NVME / SSD compatability or suggestion question


  1. Posts : 21
    Win10
       #1

    NVME / SSD compatability or suggestion question


    I have a Gaming/VR PC that I put together a couple of years ago which consists of Intel i7 4790k CPU, GTX 1070, 16GB of RAM, a 3 SATA 3 SSD drives and a couple of SATA 3 HDs on an ASRock Z97 Extreme6 mobo.

    I've run out of space on the SSDs and I need to purchase another 0.5-1TB SSD but I'm not sure what makes the most sense due to the limited bus lanes available in that architecture. The board has one "Ultra M.2" socket which supports M.2 PCI Express module up to Gen3 x4 (32Gb/s) and another M.2 socket that supports SATA3 or PCI Express module up to Gen2 x2 (10Gb/s).

    Mobo manual says that if I use the Ultra M.2 port than the PCI port which the GTX1070 is plugged into will drop down from 16x to 8x. I tried to research to see if this has any real-world impact and read conflicting results so I'm a little concerned as I may want to upgrade the graphics card at some point for improved VR and potential 4k gaming. Also, I'm not sure if this architecture can fully utilize the speed of something like a Samsung 960 EVO NVMe or if I'm better with sticking to regular M.2 or SATA3 solution.

    Any thoughts or recommendations? Much thanks.
      My Computer


  2. Posts : 809
    Win10
       #2

    I haven't seen any PCIe lane scaling testing on the 1070 but NVIDIA GeForce GTX 1080 PCI-Express Scaling | TechPowerUp has benches for the 1080. There is some fps loss in certain games - this performance loss will likely be smaller on the 1070 since it's pushing less data over the bus.

    I would personally stick with SATA over losing GPU PCIe lanes. NVMe would really only help load times - I haven't been bothered by load times in a very long time.
      My Computer


  3. Posts : 1,113
    win 10
       #3

    On a single 1070 I don't think you would ever notice the difference between 8x and 16x for the pcie lanes.

    I also doubt you would notice the difference between a sata ssd and an nvme drive.

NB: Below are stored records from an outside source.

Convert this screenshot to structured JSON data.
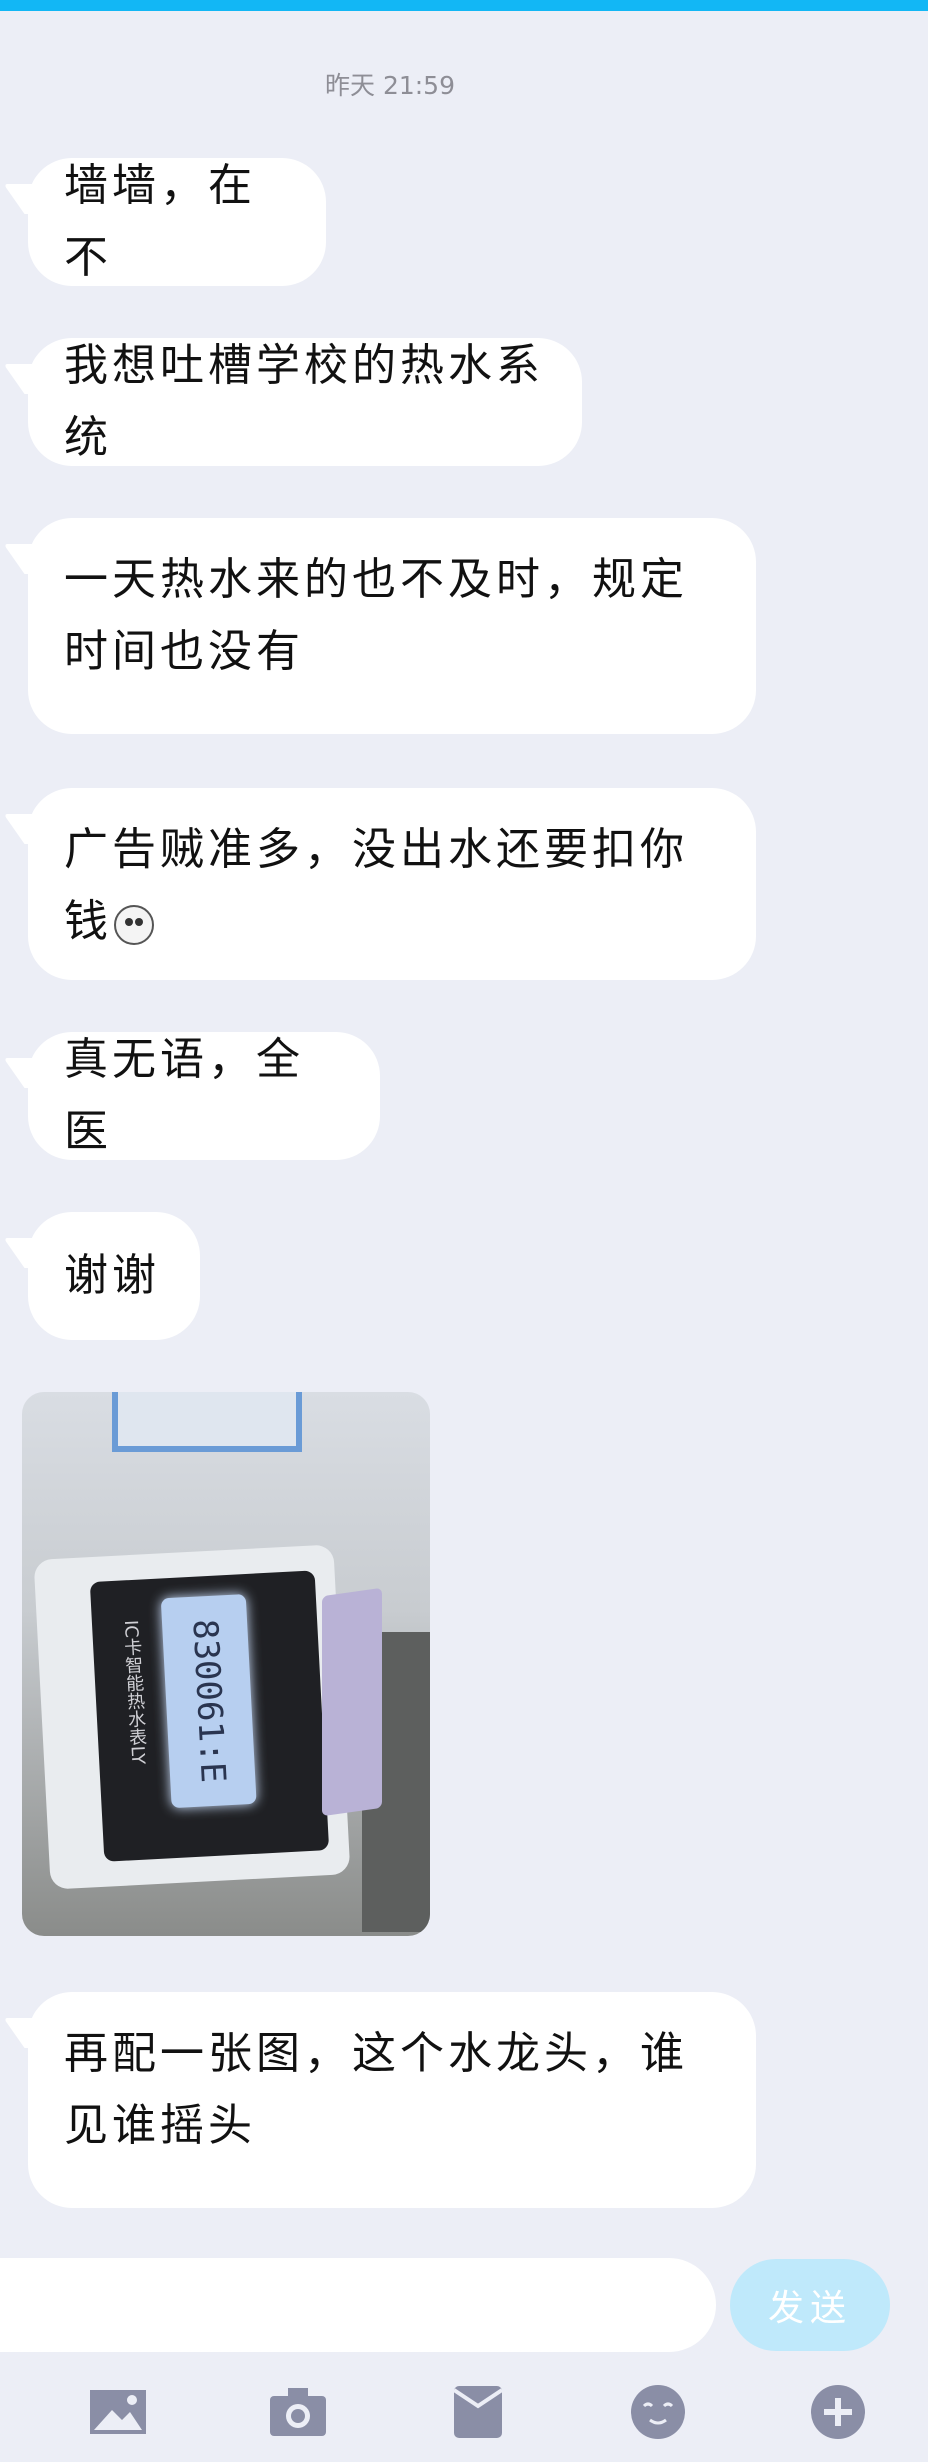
{
  "chat": {
    "timestamp": "昨天 21:59",
    "messages": [
      {
        "text": "墙墙，在不"
      },
      {
        "text": "我想吐槽学校的热水系统"
      },
      {
        "text": "一天热水来的也不及时，规定时间也没有"
      },
      {
        "text": "广告贼准多，没出水还要扣你钱"
      },
      {
        "text": "真无语，全医"
      },
      {
        "text": "谢谢"
      },
      {
        "text": "再配一张图，这个水龙头，谁见谁摇头"
      }
    ],
    "photo": {
      "lcd_reading": "830061:E",
      "meter_label": "IC卡智能热水表LY"
    }
  },
  "composer": {
    "send_label": "发送"
  },
  "toolbar": {
    "icons": [
      "image-icon",
      "camera-icon",
      "red-packet-icon",
      "emoji-icon",
      "plus-icon"
    ]
  },
  "colors": {
    "accent": "#12b7f5",
    "background": "#eceef6",
    "send_disabled": "#bfe9fb",
    "toolbar_icon": "#8a8ea6"
  }
}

    You really can't go wrong either way here I think. I would just look for the best deal on the size of drive you think you need and go with that, be it sata or nvme.
      My Computer


  4. Posts : 7,724
    3-Win-7Prox64 3-Win10Prox64 3-LinuxMint20.2
       #4

    Hi,
    Depending on exactly where the M.2 port is you might also need a heat sink for the 960 so it would add a little more to the costs over a simple sata ssd
    Benchmarks like 960's but that's about it.
    I'd just stick with a good old 1tb 850 pro or evo
    New Sansung 860's are out and the stat's are pretty darn close to the 850's just a hair better.
      My Computers


  5. Posts : 21
    Win10
    Thread Starter
       #5

    Thanks all, based on your responses I'll pick up either a M.2 SATA or PCI Express (Gen2 x2) SSD drive to avoid the price premium of NVMe and any potential GPU bottleneck.